Celine wollte der Frau folgen, zu ihr aufschließen, sie fragen, wovon sie sprach, sie fragen, was das zu bedeuten hatte! – aber ihr Leib gehorchte ihr nicht und fesselte sie an Ort und Stelle. "… so leid …", hallten die Worte wie ein Schatten in ihrem Geiste wider, während die Gestalt zum Licht ging, das kleine Mädchen verloren am Boden in der Dunkelheit zurücklassend …

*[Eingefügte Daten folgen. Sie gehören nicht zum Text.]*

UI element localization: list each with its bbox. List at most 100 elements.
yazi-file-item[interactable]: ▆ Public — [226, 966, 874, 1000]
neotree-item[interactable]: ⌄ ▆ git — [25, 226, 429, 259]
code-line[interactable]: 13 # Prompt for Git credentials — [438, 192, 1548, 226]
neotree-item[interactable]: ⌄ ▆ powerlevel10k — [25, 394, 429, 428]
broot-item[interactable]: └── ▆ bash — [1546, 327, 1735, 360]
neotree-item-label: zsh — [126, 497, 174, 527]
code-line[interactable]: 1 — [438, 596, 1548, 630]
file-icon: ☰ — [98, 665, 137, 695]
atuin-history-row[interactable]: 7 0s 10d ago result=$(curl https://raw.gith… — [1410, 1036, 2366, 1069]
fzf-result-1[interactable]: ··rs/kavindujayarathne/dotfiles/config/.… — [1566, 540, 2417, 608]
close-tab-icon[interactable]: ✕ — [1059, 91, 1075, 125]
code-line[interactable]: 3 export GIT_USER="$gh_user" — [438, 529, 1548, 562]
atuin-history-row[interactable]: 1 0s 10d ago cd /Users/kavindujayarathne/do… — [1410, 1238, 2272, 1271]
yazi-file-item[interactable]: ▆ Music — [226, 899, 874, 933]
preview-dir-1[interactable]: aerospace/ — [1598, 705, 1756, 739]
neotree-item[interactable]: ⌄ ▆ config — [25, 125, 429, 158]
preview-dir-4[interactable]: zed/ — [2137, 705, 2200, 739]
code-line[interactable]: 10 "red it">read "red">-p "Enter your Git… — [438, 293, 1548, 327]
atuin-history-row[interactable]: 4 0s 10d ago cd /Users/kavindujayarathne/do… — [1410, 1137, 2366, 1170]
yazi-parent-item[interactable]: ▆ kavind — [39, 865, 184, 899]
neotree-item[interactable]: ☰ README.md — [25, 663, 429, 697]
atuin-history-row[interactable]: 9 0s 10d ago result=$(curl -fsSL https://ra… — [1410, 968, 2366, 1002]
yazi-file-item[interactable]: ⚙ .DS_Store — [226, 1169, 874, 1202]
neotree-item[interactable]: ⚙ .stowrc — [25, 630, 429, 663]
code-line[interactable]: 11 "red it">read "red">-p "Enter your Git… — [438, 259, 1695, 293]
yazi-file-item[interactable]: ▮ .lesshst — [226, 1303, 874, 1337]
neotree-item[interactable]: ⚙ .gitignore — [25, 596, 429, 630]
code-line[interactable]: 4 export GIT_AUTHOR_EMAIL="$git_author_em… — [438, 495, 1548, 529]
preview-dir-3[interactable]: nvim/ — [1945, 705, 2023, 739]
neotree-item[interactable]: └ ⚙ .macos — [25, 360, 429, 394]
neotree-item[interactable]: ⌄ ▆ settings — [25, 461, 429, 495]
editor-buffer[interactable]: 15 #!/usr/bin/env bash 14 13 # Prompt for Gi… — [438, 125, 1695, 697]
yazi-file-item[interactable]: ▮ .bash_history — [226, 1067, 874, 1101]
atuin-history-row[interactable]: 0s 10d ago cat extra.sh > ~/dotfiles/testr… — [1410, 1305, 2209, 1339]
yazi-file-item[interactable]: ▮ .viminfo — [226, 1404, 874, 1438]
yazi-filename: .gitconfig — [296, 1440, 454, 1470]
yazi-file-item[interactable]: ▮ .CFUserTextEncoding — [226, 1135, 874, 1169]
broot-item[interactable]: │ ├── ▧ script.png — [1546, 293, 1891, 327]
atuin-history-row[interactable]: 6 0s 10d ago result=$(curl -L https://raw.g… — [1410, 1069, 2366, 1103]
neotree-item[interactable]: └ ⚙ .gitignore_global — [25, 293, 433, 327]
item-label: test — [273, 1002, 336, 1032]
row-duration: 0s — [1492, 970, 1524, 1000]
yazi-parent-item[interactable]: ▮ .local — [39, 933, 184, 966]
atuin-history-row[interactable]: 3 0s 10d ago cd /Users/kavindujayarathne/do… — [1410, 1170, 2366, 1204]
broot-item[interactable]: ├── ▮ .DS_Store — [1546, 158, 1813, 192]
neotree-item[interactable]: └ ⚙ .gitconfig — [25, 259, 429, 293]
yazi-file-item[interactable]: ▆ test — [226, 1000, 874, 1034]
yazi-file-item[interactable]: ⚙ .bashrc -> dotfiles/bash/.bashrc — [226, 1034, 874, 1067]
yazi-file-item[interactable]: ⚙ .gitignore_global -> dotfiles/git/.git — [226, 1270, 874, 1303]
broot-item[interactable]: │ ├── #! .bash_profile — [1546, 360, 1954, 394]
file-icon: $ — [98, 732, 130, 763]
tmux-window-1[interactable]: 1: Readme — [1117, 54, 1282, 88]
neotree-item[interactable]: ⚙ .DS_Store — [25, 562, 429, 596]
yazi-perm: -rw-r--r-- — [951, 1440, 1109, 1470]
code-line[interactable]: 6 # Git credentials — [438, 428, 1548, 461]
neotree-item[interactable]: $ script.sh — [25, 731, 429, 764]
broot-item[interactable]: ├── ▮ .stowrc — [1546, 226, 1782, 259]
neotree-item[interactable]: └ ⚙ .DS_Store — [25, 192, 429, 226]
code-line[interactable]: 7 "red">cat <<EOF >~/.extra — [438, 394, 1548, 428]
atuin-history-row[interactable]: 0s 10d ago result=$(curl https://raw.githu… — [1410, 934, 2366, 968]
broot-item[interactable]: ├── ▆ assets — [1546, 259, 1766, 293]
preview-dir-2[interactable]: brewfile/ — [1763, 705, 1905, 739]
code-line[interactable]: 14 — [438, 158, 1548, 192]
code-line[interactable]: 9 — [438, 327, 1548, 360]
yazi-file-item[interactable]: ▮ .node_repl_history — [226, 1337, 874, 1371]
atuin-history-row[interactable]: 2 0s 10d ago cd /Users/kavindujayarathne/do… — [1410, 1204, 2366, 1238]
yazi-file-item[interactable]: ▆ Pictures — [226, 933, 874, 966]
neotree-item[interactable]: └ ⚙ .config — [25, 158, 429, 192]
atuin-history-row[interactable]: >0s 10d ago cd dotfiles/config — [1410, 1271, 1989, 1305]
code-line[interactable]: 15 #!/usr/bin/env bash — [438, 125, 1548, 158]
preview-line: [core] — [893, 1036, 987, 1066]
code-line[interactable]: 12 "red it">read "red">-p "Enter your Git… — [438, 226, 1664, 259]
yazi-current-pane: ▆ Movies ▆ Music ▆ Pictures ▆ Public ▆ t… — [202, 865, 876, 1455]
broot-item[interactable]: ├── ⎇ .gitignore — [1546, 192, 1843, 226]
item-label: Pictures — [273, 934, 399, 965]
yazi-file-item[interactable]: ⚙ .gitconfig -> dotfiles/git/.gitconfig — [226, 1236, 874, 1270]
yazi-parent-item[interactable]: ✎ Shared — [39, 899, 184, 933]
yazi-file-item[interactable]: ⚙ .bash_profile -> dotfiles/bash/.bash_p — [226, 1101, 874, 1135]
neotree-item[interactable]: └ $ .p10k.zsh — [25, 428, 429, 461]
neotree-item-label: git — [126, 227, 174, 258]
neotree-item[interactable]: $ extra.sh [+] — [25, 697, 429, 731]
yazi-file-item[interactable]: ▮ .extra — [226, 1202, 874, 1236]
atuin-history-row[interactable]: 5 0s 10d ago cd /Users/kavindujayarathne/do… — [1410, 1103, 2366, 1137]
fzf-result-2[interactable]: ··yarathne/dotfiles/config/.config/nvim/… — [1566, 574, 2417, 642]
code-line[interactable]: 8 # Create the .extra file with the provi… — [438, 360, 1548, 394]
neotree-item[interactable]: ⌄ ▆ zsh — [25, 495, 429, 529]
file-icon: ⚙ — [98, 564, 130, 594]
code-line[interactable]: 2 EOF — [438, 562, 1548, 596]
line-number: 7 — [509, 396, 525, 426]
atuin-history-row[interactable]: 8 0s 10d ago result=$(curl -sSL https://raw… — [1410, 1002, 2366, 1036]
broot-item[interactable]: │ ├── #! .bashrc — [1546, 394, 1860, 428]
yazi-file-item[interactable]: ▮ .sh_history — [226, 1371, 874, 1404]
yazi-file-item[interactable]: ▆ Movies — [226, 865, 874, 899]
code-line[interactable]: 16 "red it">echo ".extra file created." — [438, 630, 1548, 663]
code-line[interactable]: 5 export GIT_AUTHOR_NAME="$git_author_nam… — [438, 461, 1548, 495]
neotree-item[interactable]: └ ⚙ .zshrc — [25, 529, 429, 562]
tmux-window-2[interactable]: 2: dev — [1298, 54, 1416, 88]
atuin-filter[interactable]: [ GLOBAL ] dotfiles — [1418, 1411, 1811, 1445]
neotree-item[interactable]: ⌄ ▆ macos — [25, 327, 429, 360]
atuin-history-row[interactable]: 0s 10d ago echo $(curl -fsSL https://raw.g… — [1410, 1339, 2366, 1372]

– Celine schrak schwer atmend auf. Sie bekam kaum Luft und hatte das Gefühl, vergebens darum zu ringen. Also erhob sie sich von ihrem Bett, lief durch das dunkle Zimmer zum Fenster hin und riss es mit einem kräftigen Ruck auf. Ein mächtiger Windzug fuhr durch die Kammer und wirbelte den großen Stapel Karten vom Tisch herab, welcher sich unter dem Fenster befunden hatte. Celine bemerkte es aber nicht und schloss befreit die Augen, um die frische Luft in tiefen Zügen einzuatmen …

Doch bereits nach wenigen Momenten hatte sich die Brise völlig gelegt. Stattdessen kroch der Nebel der Nacht leise verhängnisvoll in das Zimmer hinein und legte sich als träge Woge in die Lungen des Mädchens. Celine drehte sich nun vom Fenster weg und sah die Karten auf dem Boden liegen. "Meine … Seherkarten …", kam es zögernd von ihr, während sie begann, diese langsam wieder aufzusammeln.

Celine besaß die seltene Gabe, in des Schicksals Fäden hineinspähen zu können. Sie wurde regelmäßig von Visionen und Träumen heimgesucht; ein Schicksalsblick skurriler als der andere. Die Seherkarten verhalfen ihr dazu, den Sinn jener fremdartigen Botschaften zu enträtseln – so hoffte sie zumindest.

Mit einem Mal hielt die junge Frau inne. Ihr starrer Blick war auf eine einzelne Karte gerichtet: die einzige, welche auf­gedeckt zu Boden gefallen war. Celine griff zögernd nach ihr, besah sich das abgebildete Motiv … und legte ihre Stirn in Falten. Was … hatte das zu bedeut- …?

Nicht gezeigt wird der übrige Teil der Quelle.